“Lemoal said that!” she cried. “It is a lie! What ill have I? Tuberculosis? Do I cough? Am I thin? The miserable! It is strange. Kahuiti and two others have asked me in the past few days if I were ill. Monsieur Frederick, you are my friend. Look at me! Am I not well?”

She leaped to her feet. An instant she entertained the suggestion of stripping her tunic from her, and revealing her entire body for judgment. She bared her girlish bosom, and her hands tore at the gown, and then the convent inhibitions conquered, and she hastily covered herself.

She blushed darkly, and turned from me. The mortal sin of immodesty had been the daily preachment of the nuns.

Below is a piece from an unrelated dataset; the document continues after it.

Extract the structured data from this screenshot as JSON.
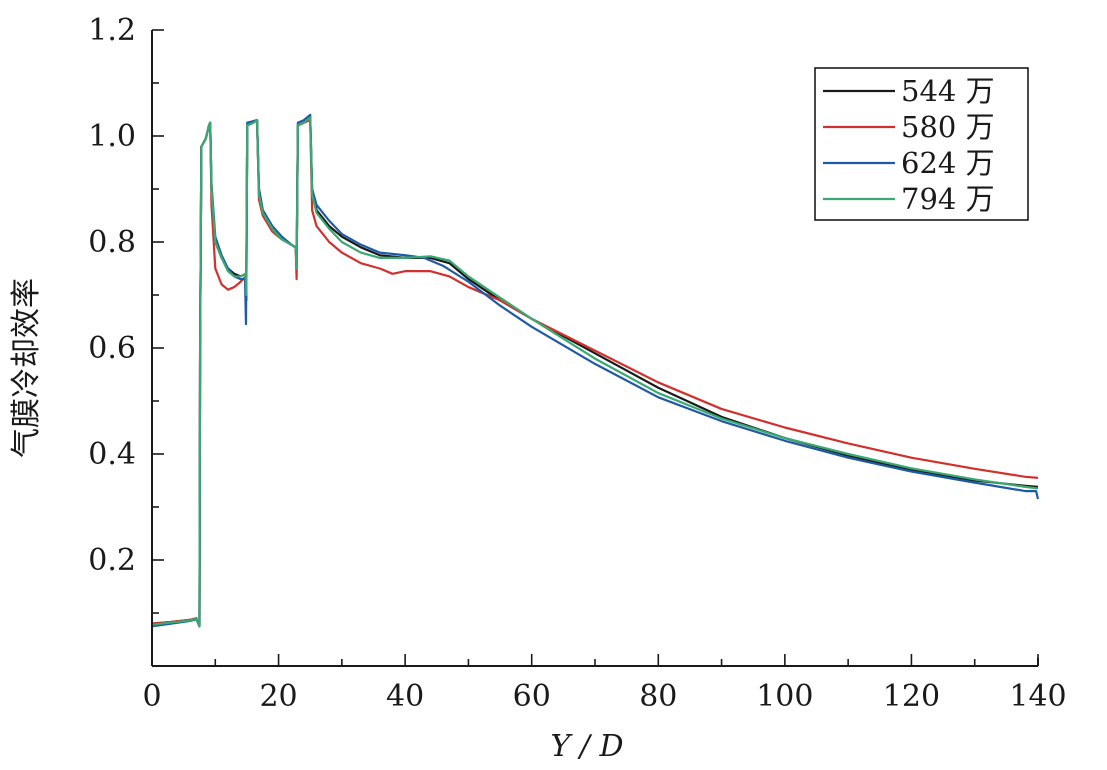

“I must go home before the night,” she said weakly. “I will not go on to the convent. Good-by, my friend. Pray for me!”

The dusk was already thick as she mounted her horse, and I made out the trail to Atuona with difficulty. Dimly, I discerned the workings of an unholy spell, or my sympathy for her and my hatred for Lemoal conjured up a web of witchcraft that would affright her suitor, and bind her to the scene of her birth. How far this web had been spun I could only guess. I put the matter flatly to Le Brunnec. Yes, he had had the same story from Lemoal, and so had many others. As to Lutz’s hearing it, he did not know, but Lemoal was despised by Lutz, who had quarreled with him long ago. He would not dare to carry his tale to Tahauku, nor would any one. The Prussian trader in his dealings had inculcated respect and a decent fear of himself.

That evening I sent Exploding Eggs to tell Song of the Nightingale I wanted to see him at my house. When he came, I referred, after the customary drink of rum, to the taua, and declared my eager wish to meet him. I knew Kahuiti, of the valley of Taaoa, who was still a cannibal, and I must know the last of the pagan priests there. The cook was well pleased, and we agreed that the first evening the governor took his dinner at the house of Bauda he would come for me. Le Brunnec smiled when I let him know my plan.

“Go ahead!” he said. “I am no believer in anything but a reasonable profit, and a merry time. You can do nothing if you are trying to help Mademoiselle Narbonne. I have seen too often the meddling white fail with these Marquesans. They know more about many important things than we do, even if they don’t wear shoes or eat with a fork. That old taua may be a fool, but they don’t think so, and there’s the secret.”

Song of the Nightingale appeared at six, a few evenings later, and we started on the five miles’ ride to Taaoa. I had borrowed a horse of Mouth of God, and the prisoner-cook had no difficulty in finding one. Too many people dreaded his bitter tongue and violent disposition to refuse him. As we went through the pass at Otupotu and descended the winding trail to the adjoining valley, the sun was below the far tops of the green hills and was tinting all the sky in shades of softest red. Clouds, edged with brilliant gold, were like lilies in a garden of roses. The air was still and heavy when we rode by the sulphurous springs where Mouth of God’s grandfather was slain by Kahuiti’s spear. My guide avoided the village of Taaoa, and took a path which led by a graveyard.

On an obelisk had been inscribed half a century before:

Inei Teavi o te mata einana o Taaoa.